Richard Lee Ajukan Praperadilan Lawan Polda Metro, Gugat Penetapan Tersangka

Richard Lee Ajukan Praperadilan Lawan Polda Metro, Gugat Penetapan Tersangka

Terkini | inews | Senin, 26 Januari 2026 - 15:49
share

JAKARTA, iNews.id - Dokter Richard Lee mengajukan permohonan praperadilan ke Pengadilan Negeri (PN) Jakarta Selatan terkait langkah penyidik Polda Metro Jaya yang menetapkannya sebagai tersangka. Richard Lee menjadi tersangka dalam kasus dugaan pelanggaran di bidang kesehatan dan perlindungan konsumen.

Gugatan ini diketahui dari Sistem Informasi Penelusuran Perkara (SIPP) PN Jakarta Selatan, dengan nomor 6/Pid.Pra/2026/PN JKT.SEL. Dalam perkara ini, Kapolda Metro Jaya cq Kasubdit I Unit II Ditreskrimsus Polda Metro Jaya menjadi pihak termohon. 

Kasubbid Penmas Bid Humas Polda Metro Jaya, Kompol Andaru merespons gugatan yang diajukan Richard Lee tentang keabsahan penetapan tersangkanya itu di kasus dugaan pelanggaran perlindungan konsumen terkait produk kecantikan sebagaimana dilaporkan Amira Farahnaz atau dokter detektif (doktif).

"Kami hargai upaya hukum dari penasihat hukum, dari tersangka DRL, proses praperadilan itu, itu sah-sah saja dan itu dijamin oleh KUHAP, itu hak daripada terlapor atau tersangka. Nanti di proses persidangan akan ditentukan apakah sah penetapan tersangka DRL yang dilakukan Ditreskrimsus Polda Metro," ucap Andaru kepada wartawan, Senin (26/1/2026).
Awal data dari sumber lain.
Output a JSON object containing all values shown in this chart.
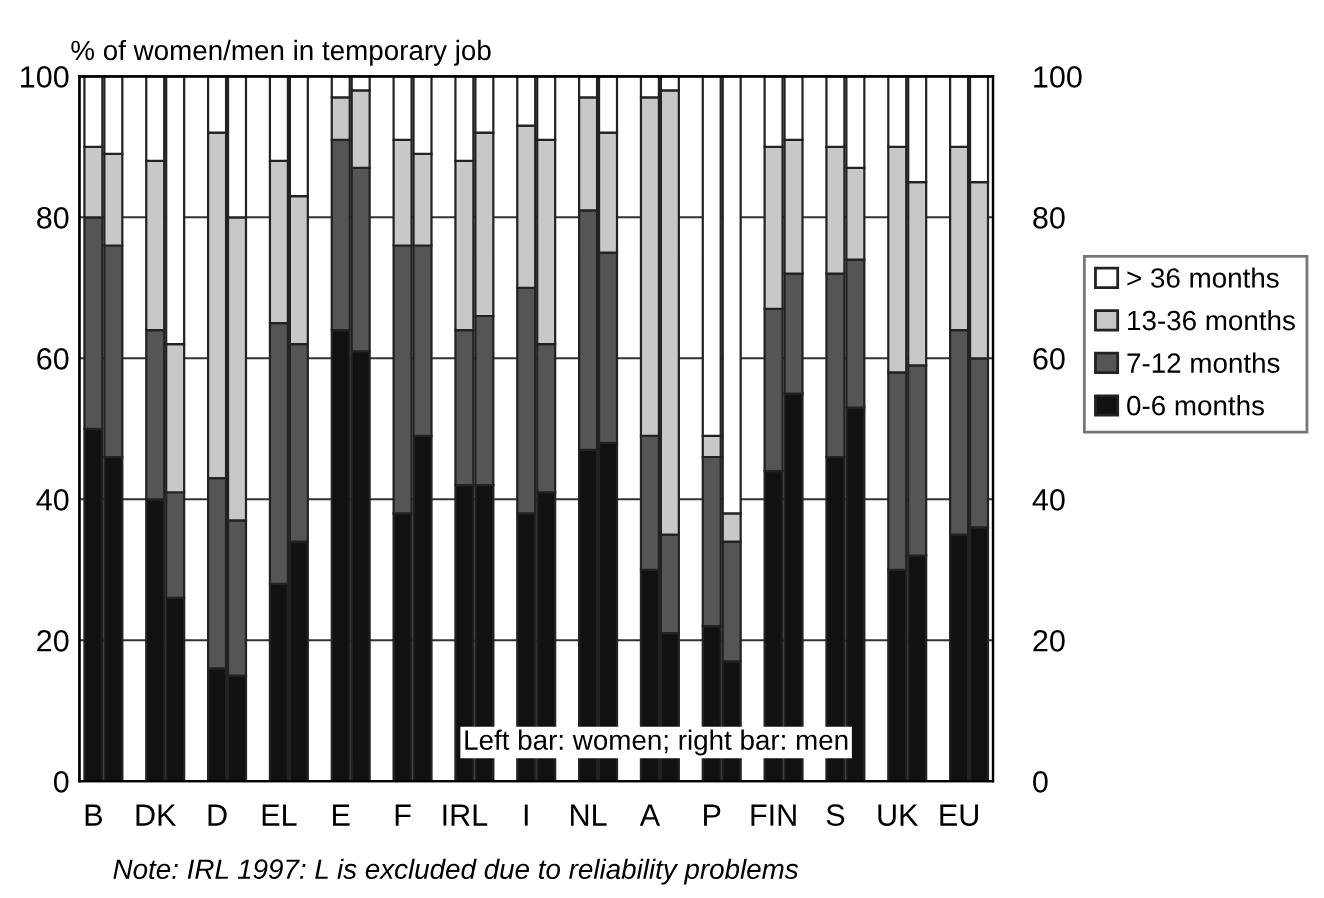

Dia menambahkan, polisi telah menerima informasi tentang gugatan praperadilan yang diajukan Richard Lee ke PN Jakarta Selatan atas penetapan tersangkanya. Dia memastikan polisi siap menghadapi gugatan praperadilan tersebut.

"Polda Metro Jaya akan menghadapi praperadilan itu, menyiapkan barang bukti, kelengkapan yang diperlukan. Kami menunggu panggilan dari PN Jakarta Selatan untuk menghadapi sidang praperadilan ini, nanti dari Bidkum akan hadir," kata dia.

Andaru menuturkan, polisi akan hadir di persidangan nantinya saat menerima surat panggilan dari PN Jakarta Selatan. Adapun proses hukum yang melilit dokter Richard Lee itu akan terus berjalan di samping menanti hasil sidang gugatan praperadilan tersebut.

"Itu (aspek formil) materi dari prapid, tentu penyidik akan menyiapkan semua, baik formil, bagaimana cara penyidik menetapkan tersangka dari DRL itu, akan diuji di sidang prapid sehingga bukti-bukti disiapkan segala keperluan penyidikan yang terkait penetapan tersangka itu," ucapnya.